In another apparent good-will gesture, blogger Maikel Nabil Sanad was freed Tuesday. He was arrested in March and sentenced by a military court to three years in prison over his criticism of the military’s use of violence against protesters.

Field Marshal Tantawi and the Supreme Council of the Armed Forces he chairs took power when an 18-day uprising forced Mr. Mubarak to step down on Feb. 11, 2011.

To mark the anniversary Wednesday, protesters are expected to take to the streets to call on the military to immediately step down and to demand retribution for hundreds of protesters killed by Mr. Mubarak’s security forces or at the hands of troops in subsequent clashes.

“I’m here for the rights of martyrs. A year has passed and nothing has changed,” protester Mohammed Khalil said he sat in a tent he erected Tuesday night at Tahrir Square, birthplace of the anti-Mubarak uprising and the main venue of Wednesday’s protests.

Mr. Khalil was one of several thousand protesters who gathered at Tahrir Square on Tuesday night to erect tents and build podiums in preparation for Wednesday’s demonstrations.

Field Marshal Tantawi was Mr. Mubarak’s defense minister for some 20 years, during which he was known to be unquestioningly loyal to the ousted leader. He and the other generals, according to activists, remain beholden to Mr. Mubarak, whose approval was essential for their promotion through the ranks.

Mr. Mubarak ruled for 29 years, and the emergency laws were in force throughout.

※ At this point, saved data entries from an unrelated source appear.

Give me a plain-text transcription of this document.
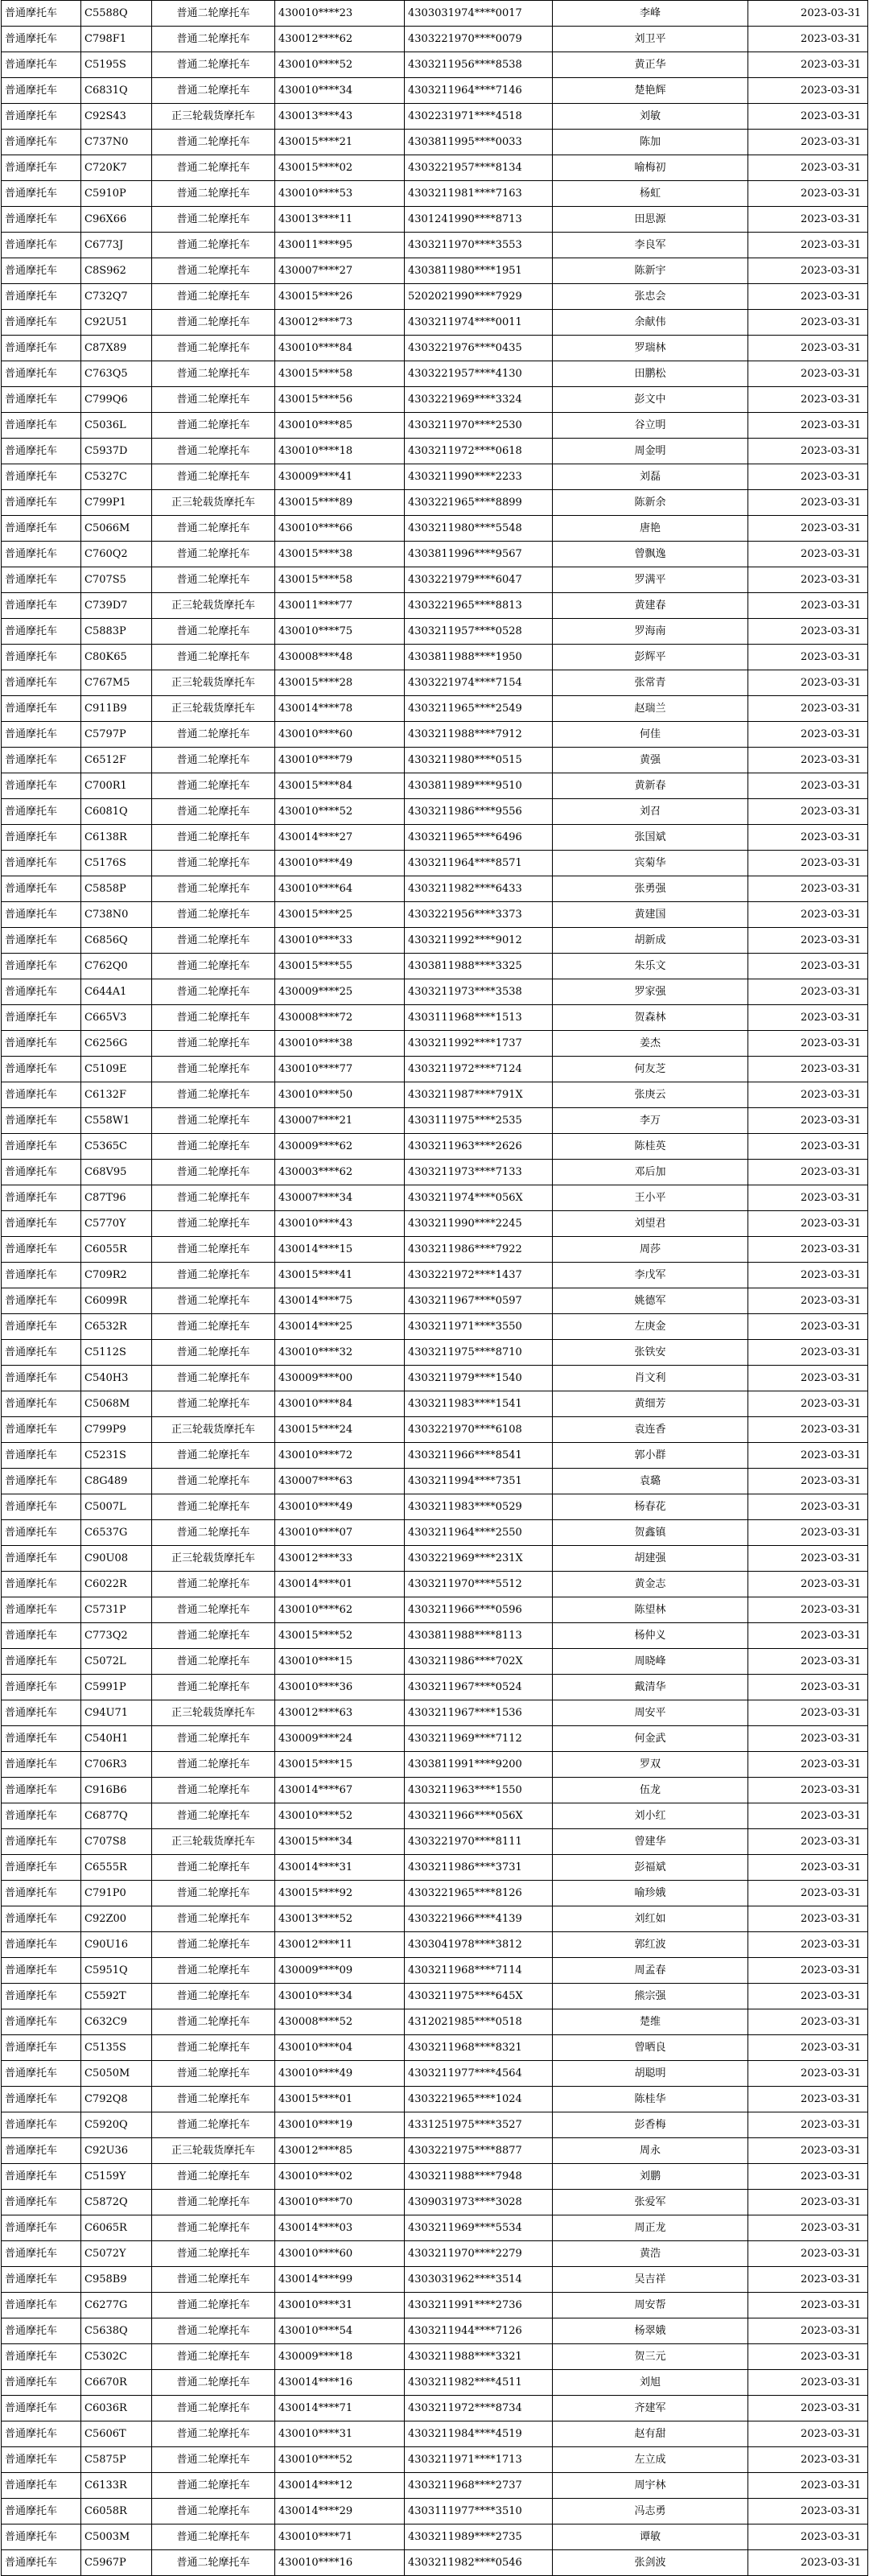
普通摩托车	C5588Q	普通二轮摩托车	430010****23	4303031974****0017	李峰	2023-03-31
普通摩托车	C798F1	普通二轮摩托车	430012****62	4303221970****0079	刘卫平	2023-03-31
普通摩托车	C5195S	普通二轮摩托车	430010****52	4303211956****8538	黄正华	2023-03-31
普通摩托车	C6831Q	普通二轮摩托车	430010****34	4303211964****7146	楚艳辉	2023-03-31
普通摩托车	C92S43	正三轮载货摩托车	430013****43	4302231971****4518	刘敏	2023-03-31
普通摩托车	C737N0	普通二轮摩托车	430015****21	4303811995****0033	陈加	2023-03-31
普通摩托车	C720K7	普通二轮摩托车	430015****02	4303221957****8134	喻梅初	2023-03-31
普通摩托车	C5910P	普通二轮摩托车	430010****53	4303211981****7163	杨虹	2023-03-31
普通摩托车	C96X66	普通二轮摩托车	430013****11	4301241990****8713	田思源	2023-03-31
普通摩托车	C6773J	普通二轮摩托车	430011****95	4303211970****3553	李良军	2023-03-31
普通摩托车	C8S962	普通二轮摩托车	430007****27	4303811980****1951	陈新宇	2023-03-31
普通摩托车	C732Q7	普通二轮摩托车	430015****26	5202021990****7929	张忠会	2023-03-31
普通摩托车	C92U51	普通二轮摩托车	430012****73	4303211974****0011	余献伟	2023-03-31
普通摩托车	C87X89	普通二轮摩托车	430010****84	4303221976****0435	罗瑞林	2023-03-31
普通摩托车	C763Q5	普通二轮摩托车	430015****58	4303221957****4130	田鹏松	2023-03-31
普通摩托车	C799Q6	普通二轮摩托车	430015****56	4303221969****3324	彭文中	2023-03-31
普通摩托车	C5036L	普通二轮摩托车	430010****85	4303211970****2530	谷立明	2023-03-31
普通摩托车	C5937D	普通二轮摩托车	430010****18	4303211972****0618	周金明	2023-03-31
普通摩托车	C5327C	普通二轮摩托车	430009****41	4303211990****2233	刘磊	2023-03-31
普通摩托车	C799P1	正三轮载货摩托车	430015****89	4303221965****8899	陈新余	2023-03-31
普通摩托车	C5066M	普通二轮摩托车	430010****66	4303211980****5548	唐艳	2023-03-31
普通摩托车	C760Q2	普通二轮摩托车	430015****38	4303811996****9567	曾飘逸	2023-03-31
普通摩托车	C707S5	普通二轮摩托车	430015****58	4303221979****6047	罗满平	2023-03-31
普通摩托车	C739D7	正三轮载货摩托车	430011****77	4303221965****8813	黄建春	2023-03-31
普通摩托车	C5883P	普通二轮摩托车	430010****75	4303211957****0528	罗海南	2023-03-31
普通摩托车	C80K65	普通二轮摩托车	430008****48	4303811988****1950	彭辉平	2023-03-31
普通摩托车	C767M5	正三轮载货摩托车	430015****28	4303221974****7154	张常青	2023-03-31
普通摩托车	C911B9	正三轮载货摩托车	430014****78	4303211965****2549	赵瑞兰	2023-03-31
普通摩托车	C5797P	普通二轮摩托车	430010****60	4303211988****7912	何佳	2023-03-31
普通摩托车	C6512F	普通二轮摩托车	430010****79	4303211980****0515	黄强	2023-03-31
普通摩托车	C700R1	普通二轮摩托车	430015****84	4303811989****9510	黄新春	2023-03-31
普通摩托车	C6081Q	普通二轮摩托车	430010****52	4303211986****9556	刘召	2023-03-31
普通摩托车	C6138R	普通二轮摩托车	430014****27	4303211965****6496	张国斌	2023-03-31
普通摩托车	C5176S	普通二轮摩托车	430010****49	4303211964****8571	宾菊华	2023-03-31
普通摩托车	C5858P	普通二轮摩托车	430010****64	4303211982****6433	张勇强	2023-03-31
普通摩托车	C738N0	普通二轮摩托车	430015****25	4303221956****3373	黄建国	2023-03-31
普通摩托车	C6856Q	普通二轮摩托车	430010****33	4303211992****9012	胡新成	2023-03-31
普通摩托车	C762Q0	普通二轮摩托车	430015****55	4303811988****3325	朱乐文	2023-03-31
普通摩托车	C644A1	普通二轮摩托车	430009****25	4303211973****3538	罗家强	2023-03-31
普通摩托车	C665V3	普通二轮摩托车	430008****72	4303111968****1513	贺森林	2023-03-31
普通摩托车	C6256G	普通二轮摩托车	430010****38	4303211992****1737	姜杰	2023-03-31
普通摩托车	C5109E	普通二轮摩托车	430010****77	4303211972****7124	何友芝	2023-03-31
普通摩托车	C6132F	普通二轮摩托车	430010****50	4303211987****791X	张庚云	2023-03-31
普通摩托车	C558W1	普通二轮摩托车	430007****21	4303111975****2535	李万	2023-03-31
普通摩托车	C5365C	普通二轮摩托车	430009****62	4303211963****2626	陈桂英	2023-03-31
普通摩托车	C68V95	普通二轮摩托车	430003****62	4303211973****7133	邓后加	2023-03-31
普通摩托车	C87T96	普通二轮摩托车	430007****34	4303211974****056X	王小平	2023-03-31
普通摩托车	C5770Y	普通二轮摩托车	430010****43	4303211990****2245	刘望君	2023-03-31
普通摩托车	C6055R	普通二轮摩托车	430014****15	4303211986****7922	周莎	2023-03-31
普通摩托车	C709R2	普通二轮摩托车	430015****41	4303221972****1437	李戊军	2023-03-31
普通摩托车	C6099R	普通二轮摩托车	430014****75	4303211967****0597	姚德军	2023-03-31
普通摩托车	C6532R	普通二轮摩托车	430014****25	4303211971****3550	左庚金	2023-03-31
普通摩托车	C5112S	普通二轮摩托车	430010****32	4303211975****8710	张铁安	2023-03-31
普通摩托车	C540H3	普通二轮摩托车	430009****00	4303211979****1540	肖文利	2023-03-31
普通摩托车	C5068M	普通二轮摩托车	430010****84	4303211983****1541	黄细芳	2023-03-31
普通摩托车	C799P9	正三轮载货摩托车	430015****24	4303221970****6108	袁连香	2023-03-31
普通摩托车	C5231S	普通二轮摩托车	430010****72	4303211966****8541	郭小群	2023-03-31
普通摩托车	C8G489	普通二轮摩托车	430007****63	4303211994****7351	袁璐	2023-03-31
普通摩托车	C5007L	普通二轮摩托车	430010****49	4303211983****0529	杨春花	2023-03-31
普通摩托车	C6537G	普通二轮摩托车	430010****07	4303211964****2550	贺鑫镇	2023-03-31
普通摩托车	C90U08	正三轮载货摩托车	430012****33	4303221969****231X	胡建强	2023-03-31
普通摩托车	C6022R	普通二轮摩托车	430014****01	4303211970****5512	黄金志	2023-03-31
普通摩托车	C5731P	普通二轮摩托车	430010****62	4303211966****0596	陈望林	2023-03-31
普通摩托车	C773Q2	普通二轮摩托车	430015****52	4303811988****8113	杨仲义	2023-03-31
普通摩托车	C5072L	普通二轮摩托车	430010****15	4303211986****702X	周晓峰	2023-03-31
普通摩托车	C5991P	普通二轮摩托车	430010****36	4303211967****0524	戴清华	2023-03-31
普通摩托车	C94U71	正三轮载货摩托车	430012****63	4303211967****1536	周安平	2023-03-31
普通摩托车	C540H1	普通二轮摩托车	430009****24	4303211969****7112	何金武	2023-03-31
普通摩托车	C706R3	普通二轮摩托车	430015****15	4303811991****9200	罗双	2023-03-31
普通摩托车	C916B6	普通二轮摩托车	430014****67	4303211963****1550	伍龙	2023-03-31
普通摩托车	C6877Q	普通二轮摩托车	430010****52	4303211966****056X	刘小红	2023-03-31
普通摩托车	C707S8	正三轮载货摩托车	430015****34	4303221970****8111	曾建华	2023-03-31
普通摩托车	C6555R	普通二轮摩托车	430014****31	4303211986****3731	彭福斌	2023-03-31
普通摩托车	C791P0	普通二轮摩托车	430015****92	4303221965****8126	喻珍娥	2023-03-31
普通摩托车	C92Z00	普通二轮摩托车	430013****52	4303221966****4139	刘红如	2023-03-31
普通摩托车	C90U16	普通二轮摩托车	430012****11	4303041978****3812	郭红波	2023-03-31
普通摩托车	C5951Q	普通二轮摩托车	430009****09	4303211968****7114	周孟春	2023-03-31
普通摩托车	C5592T	普通二轮摩托车	430010****34	4303211975****645X	熊宗强	2023-03-31
普通摩托车	C632C9	普通二轮摩托车	430008****52	4312021985****0518	楚维	2023-03-31
普通摩托车	C5135S	普通二轮摩托车	430010****04	4303211968****8321	曾晒良	2023-03-31
普通摩托车	C5050M	普通二轮摩托车	430010****49	4303211977****4564	胡聪明	2023-03-31
普通摩托车	C792Q8	普通二轮摩托车	430015****01	4303221965****1024	陈桂华	2023-03-31
普通摩托车	C5920Q	普通二轮摩托车	430010****19	4331251975****3527	彭香梅	2023-03-31
普通摩托车	C92U36	正三轮载货摩托车	430012****85	4303221975****8877	周永	2023-03-31
普通摩托车	C5159Y	普通二轮摩托车	430010****02	4303211988****7948	刘鹏	2023-03-31
普通摩托车	C5872Q	普通二轮摩托车	430010****70	4309031973****3028	张爱军	2023-03-31
普通摩托车	C6065R	普通二轮摩托车	430014****03	4303211969****5534	周正龙	2023-03-31
普通摩托车	C5072Y	普通二轮摩托车	430010****60	4303211970****2279	黄浩	2023-03-31
普通摩托车	C958B9	普通二轮摩托车	430014****99	4303031962****3514	吴吉祥	2023-03-31
普通摩托车	C6277G	普通二轮摩托车	430010****31	4303211991****2736	周安帮	2023-03-31
普通摩托车	C5638Q	普通二轮摩托车	430010****54	4303211944****7126	杨翠娥	2023-03-31
普通摩托车	C5302C	普通二轮摩托车	430009****18	4303211988****3321	贺三元	2023-03-31
普通摩托车	C6670R	普通二轮摩托车	430014****16	4303211982****4511	刘旭	2023-03-31
普通摩托车	C6036R	普通二轮摩托车	430014****71	4303211972****8734	齐建军	2023-03-31
普通摩托车	C5606T	普通二轮摩托车	430010****31	4303211984****4519	赵有甜	2023-03-31
普通摩托车	C5875P	普通二轮摩托车	430010****52	4303211971****1713	左立成	2023-03-31
普通摩托车	C6133R	普通二轮摩托车	430014****12	4303211968****2737	周宇林	2023-03-31
普通摩托车	C6058R	普通二轮摩托车	430014****29	4303111977****3510	冯志勇	2023-03-31
普通摩托车	C5003M	普通二轮摩托车	430010****71	4303211989****2735	谭敏	2023-03-31
普通摩托车	C5967P	普通二轮摩托车	430010****16	4303211982****0546	张剑波	2023-03-31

The activists behind Mr. Mubarak’s ouster accuse the ruling generals of bungling the transition, large-scale human rights violations, and the use of excessive and sometimes deadly force against peaceful protesters.

Last month, video clips showing troops brutally beating protesters and stomping on them while they lay on the ground created an uproar. The images tainted the military’s reputation as the nation’s chief protector and its most powerful institution.